The collapse of relations between Russia and Azerbaijan came in a series of quick-fire blows.
It began with the arrest of seven nationals from the former Soviet republic last month in the Russian city of Yekaterinburg.
They were held as part of an investigation by Moscow into mafia-style killings dating back 25 years.
Within days, two suspects – both ethnic Azerbaijanis – died in custody. Others appeared in court visibly bruised and beaten.
Azerbaijan responded with fury. Russian cultural events were cancelled, the Baku bureau of the Kremlin-owned Sputnik news agency was raided, and a group of Russian IT workers was arrested and accused of drug-trafficking and cybercrime.
Then came the threat, on Russian state TV, that Baku could be “taken in three days”, echoing rhetoric used before the 2022 full-scale invasion of Ukraine.
War is unlikely.

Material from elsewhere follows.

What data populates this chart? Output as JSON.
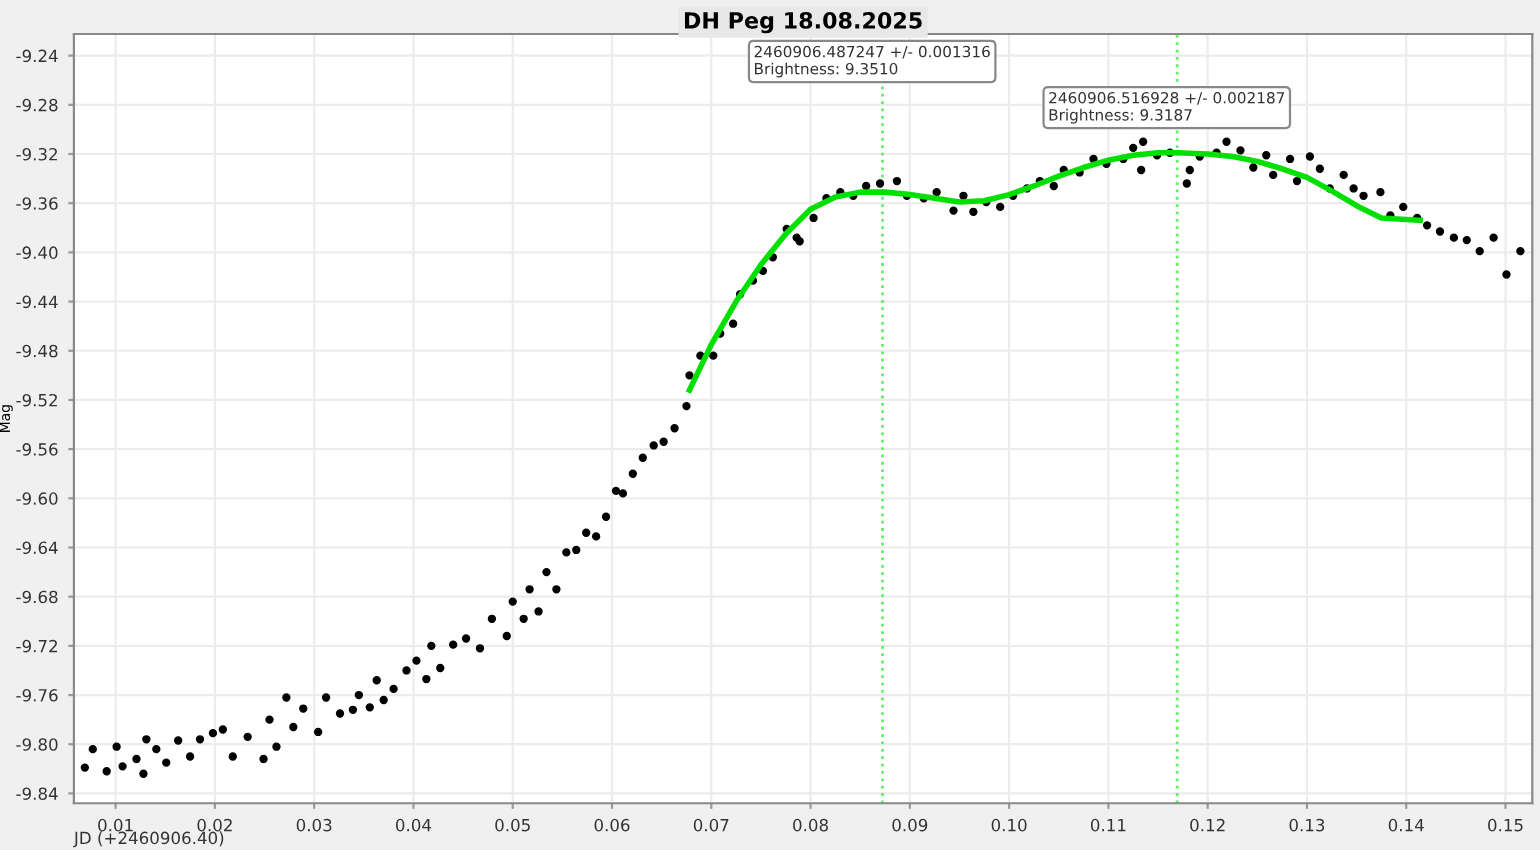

But the rift is real – and dangerous for Moscow because Armenia, after fighting a series of brutal wars with Azerbaijan over 30 years, is aligning with its old enemy to push Putin out of the South Caucasus.
On July 10, Ilham Aliyev, Azerbaijan’s president, met Nikol Pashinyan, the prime minister of Armenia.
Their direct talks focused on the Zangezur Corridor, a proposed route linking Azerbaijan to its Nakhchivan exclave via southern Armenia.
The corridor would fulfil a pan- Turkic dream of physically connecting Azerbaijan with Turkey and would form part of the “Middle Corridor” trade route from China and Central Asia to Europe.
Under the 2020 ceasefire agreement between Armenia and Azerbaijan, the route was to be monitored by Russia’s Federal Security Service (FSB).
But that arrangement is now under threat, with Mr Aliyev wanting to cut Moscow out of the deal and have it fully under Azerbaijani control.